In the study by Wang et al. reported in this journal [9], from a tertiary center with vast experience in delivering RFA for patients with ESCN, the authors examined and evaluated the short- and long-term treatment outcomes of 35 patients with ESCN undergoing RFA. All patients had flat-type (0-IIb) lesions. Imaging with endoscopic ultrasound (EUS) and magnifying endoscopy ensured there was no suspicion of deeper invasion. After sequential and successful RFA had been performed, they looked to identify risk factors for tumor recurrence and determine whether buried ESCNs within esophageal ducts exist in recurrent or persistent ESCNs after initially successful RFA therapy. They reported a success rate of 30/35 (86 %) at 12 months in terms of disease eradication after RFA treatment.
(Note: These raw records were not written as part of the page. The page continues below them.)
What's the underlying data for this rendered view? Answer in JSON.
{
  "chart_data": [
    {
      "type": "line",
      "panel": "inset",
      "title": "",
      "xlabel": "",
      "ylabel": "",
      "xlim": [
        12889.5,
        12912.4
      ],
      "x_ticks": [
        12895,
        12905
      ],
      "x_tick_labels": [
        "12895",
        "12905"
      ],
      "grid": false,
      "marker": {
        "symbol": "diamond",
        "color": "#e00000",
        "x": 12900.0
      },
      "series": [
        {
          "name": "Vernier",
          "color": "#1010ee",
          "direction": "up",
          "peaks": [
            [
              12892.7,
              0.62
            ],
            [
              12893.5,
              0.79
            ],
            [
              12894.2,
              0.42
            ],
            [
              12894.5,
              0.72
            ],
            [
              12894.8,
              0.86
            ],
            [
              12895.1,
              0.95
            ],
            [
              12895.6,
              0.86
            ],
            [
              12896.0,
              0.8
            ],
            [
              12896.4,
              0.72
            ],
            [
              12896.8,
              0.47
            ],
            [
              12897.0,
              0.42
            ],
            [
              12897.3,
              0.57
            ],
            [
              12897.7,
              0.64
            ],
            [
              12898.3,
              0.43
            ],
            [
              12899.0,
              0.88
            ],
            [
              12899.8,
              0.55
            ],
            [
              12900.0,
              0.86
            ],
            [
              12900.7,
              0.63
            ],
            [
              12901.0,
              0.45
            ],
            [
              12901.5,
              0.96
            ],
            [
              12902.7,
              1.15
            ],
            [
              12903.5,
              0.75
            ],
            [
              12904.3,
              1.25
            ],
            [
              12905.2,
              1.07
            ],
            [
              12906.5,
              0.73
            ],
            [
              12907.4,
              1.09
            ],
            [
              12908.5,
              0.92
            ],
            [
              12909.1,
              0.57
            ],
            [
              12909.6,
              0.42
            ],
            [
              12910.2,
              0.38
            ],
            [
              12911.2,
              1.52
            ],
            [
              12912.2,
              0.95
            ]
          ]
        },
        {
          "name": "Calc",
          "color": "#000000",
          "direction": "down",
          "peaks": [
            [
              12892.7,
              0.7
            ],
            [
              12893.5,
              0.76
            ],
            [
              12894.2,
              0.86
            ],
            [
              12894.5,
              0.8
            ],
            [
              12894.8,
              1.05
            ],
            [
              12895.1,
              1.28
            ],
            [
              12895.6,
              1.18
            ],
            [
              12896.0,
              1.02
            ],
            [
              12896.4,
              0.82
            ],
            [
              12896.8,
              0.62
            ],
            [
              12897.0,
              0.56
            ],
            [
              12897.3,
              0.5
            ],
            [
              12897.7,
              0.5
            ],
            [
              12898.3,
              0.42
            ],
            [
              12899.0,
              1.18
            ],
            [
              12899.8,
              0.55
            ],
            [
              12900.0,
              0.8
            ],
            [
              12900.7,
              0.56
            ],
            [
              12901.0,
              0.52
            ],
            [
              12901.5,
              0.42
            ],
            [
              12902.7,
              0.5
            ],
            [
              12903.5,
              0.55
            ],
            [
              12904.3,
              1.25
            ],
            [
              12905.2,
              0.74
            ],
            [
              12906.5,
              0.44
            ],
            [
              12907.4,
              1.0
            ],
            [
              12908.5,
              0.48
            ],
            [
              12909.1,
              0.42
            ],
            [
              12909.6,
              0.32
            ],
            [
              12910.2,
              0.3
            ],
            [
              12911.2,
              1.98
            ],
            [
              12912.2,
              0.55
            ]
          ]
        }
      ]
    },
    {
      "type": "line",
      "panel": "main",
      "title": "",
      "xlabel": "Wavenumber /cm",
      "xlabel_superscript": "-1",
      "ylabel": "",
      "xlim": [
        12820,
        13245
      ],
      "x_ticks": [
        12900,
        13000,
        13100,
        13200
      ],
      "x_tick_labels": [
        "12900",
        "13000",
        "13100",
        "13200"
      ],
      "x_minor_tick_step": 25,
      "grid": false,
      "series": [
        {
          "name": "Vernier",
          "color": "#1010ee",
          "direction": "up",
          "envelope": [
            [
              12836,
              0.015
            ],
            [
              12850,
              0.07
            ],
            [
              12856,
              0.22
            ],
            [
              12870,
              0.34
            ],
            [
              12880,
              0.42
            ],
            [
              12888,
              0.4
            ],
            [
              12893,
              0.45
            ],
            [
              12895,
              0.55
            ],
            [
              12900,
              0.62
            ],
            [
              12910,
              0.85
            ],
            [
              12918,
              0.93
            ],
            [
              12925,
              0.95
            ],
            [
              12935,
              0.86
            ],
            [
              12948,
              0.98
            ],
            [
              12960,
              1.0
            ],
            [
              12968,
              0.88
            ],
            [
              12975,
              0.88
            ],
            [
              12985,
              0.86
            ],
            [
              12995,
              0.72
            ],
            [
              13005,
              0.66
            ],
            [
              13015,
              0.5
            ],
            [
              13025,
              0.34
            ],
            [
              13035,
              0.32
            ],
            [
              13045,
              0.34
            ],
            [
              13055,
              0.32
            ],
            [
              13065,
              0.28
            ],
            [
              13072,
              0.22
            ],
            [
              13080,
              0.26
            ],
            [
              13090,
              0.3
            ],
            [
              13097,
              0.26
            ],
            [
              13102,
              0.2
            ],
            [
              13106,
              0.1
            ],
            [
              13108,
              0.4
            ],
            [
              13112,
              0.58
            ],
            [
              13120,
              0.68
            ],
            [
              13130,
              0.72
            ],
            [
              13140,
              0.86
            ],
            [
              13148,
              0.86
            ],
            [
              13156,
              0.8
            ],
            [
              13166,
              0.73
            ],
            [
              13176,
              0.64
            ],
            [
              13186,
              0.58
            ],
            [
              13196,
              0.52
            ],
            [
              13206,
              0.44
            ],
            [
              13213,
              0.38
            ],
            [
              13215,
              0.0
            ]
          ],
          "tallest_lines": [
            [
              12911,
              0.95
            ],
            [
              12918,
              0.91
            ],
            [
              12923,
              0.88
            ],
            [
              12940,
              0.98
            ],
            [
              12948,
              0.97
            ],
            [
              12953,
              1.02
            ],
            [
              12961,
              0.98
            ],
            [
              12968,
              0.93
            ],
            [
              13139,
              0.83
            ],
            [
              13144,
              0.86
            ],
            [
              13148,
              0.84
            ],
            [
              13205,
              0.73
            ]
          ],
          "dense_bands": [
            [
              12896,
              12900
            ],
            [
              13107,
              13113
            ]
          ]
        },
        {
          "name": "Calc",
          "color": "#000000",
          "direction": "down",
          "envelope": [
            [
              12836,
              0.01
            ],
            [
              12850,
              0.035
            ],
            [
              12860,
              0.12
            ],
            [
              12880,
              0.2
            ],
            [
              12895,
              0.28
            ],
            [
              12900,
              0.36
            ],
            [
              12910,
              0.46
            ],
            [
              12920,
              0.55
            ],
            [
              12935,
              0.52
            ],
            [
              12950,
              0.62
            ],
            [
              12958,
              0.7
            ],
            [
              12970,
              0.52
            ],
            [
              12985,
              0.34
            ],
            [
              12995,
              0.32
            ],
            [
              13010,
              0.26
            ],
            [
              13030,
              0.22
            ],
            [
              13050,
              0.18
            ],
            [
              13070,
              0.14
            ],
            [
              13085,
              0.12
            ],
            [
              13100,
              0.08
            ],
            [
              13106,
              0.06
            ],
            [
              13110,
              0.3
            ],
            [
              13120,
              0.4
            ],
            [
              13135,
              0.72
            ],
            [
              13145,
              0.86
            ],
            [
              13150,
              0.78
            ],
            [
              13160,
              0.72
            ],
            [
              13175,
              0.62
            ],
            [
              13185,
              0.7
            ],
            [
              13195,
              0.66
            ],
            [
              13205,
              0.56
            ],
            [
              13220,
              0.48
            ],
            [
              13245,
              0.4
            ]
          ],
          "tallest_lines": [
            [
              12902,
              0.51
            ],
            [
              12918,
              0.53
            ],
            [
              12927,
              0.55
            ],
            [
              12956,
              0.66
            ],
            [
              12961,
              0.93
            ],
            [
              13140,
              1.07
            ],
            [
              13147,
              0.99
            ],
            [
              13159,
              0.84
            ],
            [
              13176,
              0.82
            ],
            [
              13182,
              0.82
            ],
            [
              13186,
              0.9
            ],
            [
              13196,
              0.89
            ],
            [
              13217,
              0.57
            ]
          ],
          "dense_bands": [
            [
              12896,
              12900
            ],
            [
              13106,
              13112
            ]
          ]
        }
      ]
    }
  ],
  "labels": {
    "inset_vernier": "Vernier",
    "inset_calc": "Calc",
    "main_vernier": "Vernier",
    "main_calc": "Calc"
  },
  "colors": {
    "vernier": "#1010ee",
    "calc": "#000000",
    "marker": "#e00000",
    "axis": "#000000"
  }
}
These eradication rates are impressive and on a par with the previously reported data from this group [10] and historic data from China [7] [8]. At a mean follow-up of 40.1 months in the 30 patients with successful eradication after RFA, six patients (20 %) developed a total of seven local esophageal recurrences. Although this is a high recurrence rate, all lesions were successfully resected endoscopically.

They report a novel finding of ductal invasion in these recurrences as a potential prognostic indicator. Six recurrences (86 %) had ductal invasion, all of which extended deeper than the muscularis mucosae layer. Immunohistochemical staining for P53 and Ki67 suggested a clonal relationship between ductal invasion and epithelial cells. No cases of cancer buried beneath the normal neosquamous epithelium were found. In the study by Jansen et al. [8], the presence of esophageal ducts was found in up to 25 % of resected ESCN specimens. They also showed in the lesions deemed appropriate for RFA that at least half (53 %) of subsequently resected specimens showed extension of neoplastic epithelium into the ducts.

There is a lack of long-term follow-up data on patients with ESCN who have been treated with RFA. Even in this group of carefully selected patients, the recurrence rate was high at 20 %. The anxiety with regard to buried neoplasia after RFA is not demonstrated here as this 20 % of patients are all true recurrences, with visible neoplasia seen in all seven resections and no “buried neoplasia.”

The concept of ductal invasion as a prognostic marker for RFA failure and disease recurrence is interesting but conceptually difficult to introduce at the pretreatment stage. The study by Wang et al. [9] is the second such series to describe this concept. Other than pathological assessment of the resected specimen, there remains no robust method to detect ductal invasion and its prevalence in the successfully treated post-RFA neosquamous disease-free esophagus is unknown. With the concept of 3D “in vivo” endoscopic diagnosis with volumetric laser endomicroscopy (VLE) and confocal laser endomicroscopy (CLE) still looking for a clinically relevant indication in the treatment of esophageal neoplasia, detecting ductal invasion prior to field ablation may be an interesting avenue to pursue to understand the relevance of this novel finding.

Furthermore, we are limited with RFA in terms of the depth of tissue destruction because of the high stenosis rates seen in patients with ESCN. Growing interest in cryotherapy for ESCN may allow us to potentially target deeper neoplastic tissue hidden in esophageal ducts to reduce recurrence and data will surface in the coming years.